We must give modern Germany credit for bringing wages under under control and improving industrial efficiency after the unification of Germany. Indeed, this process continued into the 21st Century. After the arrival of the euro (accounting currency 1999, actual currency 2002) German workers suffered years of stagnant or declining wages, enabling the country to claw back 40 per cent in labour competitiveness against Italy 30 per cent against Spain and 20 per cent against France by 2007. Unfortunately, the sometimes disparagingly called ‘PIGS’ (Portugal, Italy, Greece and Spain) had reacted to the ECB’s initial low interest rate policy by stimulating their economies, paying their workers more and – especially in Spain - pumping up their property sectors in the tourist areas. However, they should have paid more attention to the economic policies of the European Union’s strongest state, Germany.

In November 2005, while the ECB gradually raised European interest rates, a German coalition government between left and right was formed to tackle the German budget deficit by raising taxes and cutting public spending. In 2007, the German government decided, in an admittedly pale comparison with 1930, to cut corporation tax and give other advantages to industry, and to raise VAT in order to pay for it. Naturally, the German unions asked for more money to compensate them for the hike in VAT but after wage increases of 4.1 per cent were agreed with Germany’s most powerful union, I G Metall, the head of the German Bundesbank, Axel Weber, declared that wage inflation was getting out of control, that there was a growth in the money supply, and that the ECB needed to raise interest rates again to curb it.
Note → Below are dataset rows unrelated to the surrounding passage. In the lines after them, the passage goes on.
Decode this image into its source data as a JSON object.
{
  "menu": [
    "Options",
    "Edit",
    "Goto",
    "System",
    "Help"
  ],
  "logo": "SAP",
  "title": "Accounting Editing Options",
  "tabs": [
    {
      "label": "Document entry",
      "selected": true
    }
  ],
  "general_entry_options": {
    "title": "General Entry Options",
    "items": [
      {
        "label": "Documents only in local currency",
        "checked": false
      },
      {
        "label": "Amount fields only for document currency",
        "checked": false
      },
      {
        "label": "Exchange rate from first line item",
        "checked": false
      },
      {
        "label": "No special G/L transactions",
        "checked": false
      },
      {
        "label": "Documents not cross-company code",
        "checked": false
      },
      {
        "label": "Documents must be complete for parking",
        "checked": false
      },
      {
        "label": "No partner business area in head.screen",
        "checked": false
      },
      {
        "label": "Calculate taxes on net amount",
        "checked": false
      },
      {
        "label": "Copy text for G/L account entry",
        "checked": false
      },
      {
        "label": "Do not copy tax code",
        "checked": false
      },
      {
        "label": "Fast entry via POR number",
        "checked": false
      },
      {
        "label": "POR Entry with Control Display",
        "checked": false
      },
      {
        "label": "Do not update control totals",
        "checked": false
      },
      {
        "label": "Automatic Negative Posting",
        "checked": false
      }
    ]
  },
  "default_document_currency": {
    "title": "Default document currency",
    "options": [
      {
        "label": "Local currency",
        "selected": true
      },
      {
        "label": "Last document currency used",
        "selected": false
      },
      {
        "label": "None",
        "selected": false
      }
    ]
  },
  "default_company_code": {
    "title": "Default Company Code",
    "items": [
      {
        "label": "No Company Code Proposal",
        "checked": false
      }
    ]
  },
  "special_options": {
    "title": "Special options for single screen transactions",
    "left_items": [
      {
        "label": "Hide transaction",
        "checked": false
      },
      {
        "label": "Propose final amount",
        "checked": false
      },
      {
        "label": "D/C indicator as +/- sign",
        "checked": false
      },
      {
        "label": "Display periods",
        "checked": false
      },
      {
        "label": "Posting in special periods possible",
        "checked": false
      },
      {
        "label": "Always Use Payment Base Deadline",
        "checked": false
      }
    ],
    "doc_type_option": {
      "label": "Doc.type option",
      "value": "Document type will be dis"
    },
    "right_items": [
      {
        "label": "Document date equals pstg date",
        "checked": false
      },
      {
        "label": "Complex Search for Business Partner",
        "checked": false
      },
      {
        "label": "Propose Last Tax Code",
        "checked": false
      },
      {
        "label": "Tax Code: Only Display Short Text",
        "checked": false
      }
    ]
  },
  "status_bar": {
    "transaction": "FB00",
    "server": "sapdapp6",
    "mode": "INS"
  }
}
In May, France’s bank chief, Christian Noyer, contradicted Weber’s comments on inflation; yet euroland interest rates were still raised to 4 per cent causing hardship for many Southern European countries and an escalation of the American subprime crisis.

Now Germany is pushing for still higher interest rates to control wage inflation, although she was able to control it effortlessly for years and was herself responsible for the inflation that persuaded I G Metall to ask for more money. There is genuine inflation in euroland because Indians, Chinese, Brazilians and other nations want to eat more and buy new motorcars. So the price of oil and food is going up everywhere. But will causing mortgage defaults and unemployment in Europe help solve the problem or just make people in Europe poorer? Germany used deflation in the Great Depression for political ends. It is legitimate for Jose Luis Zapetro today to ask: Is Germany using deflation today again for the same reason? When he knows just how far Germany bore the responsibiliy for the Great Depression he will be even more vociferous.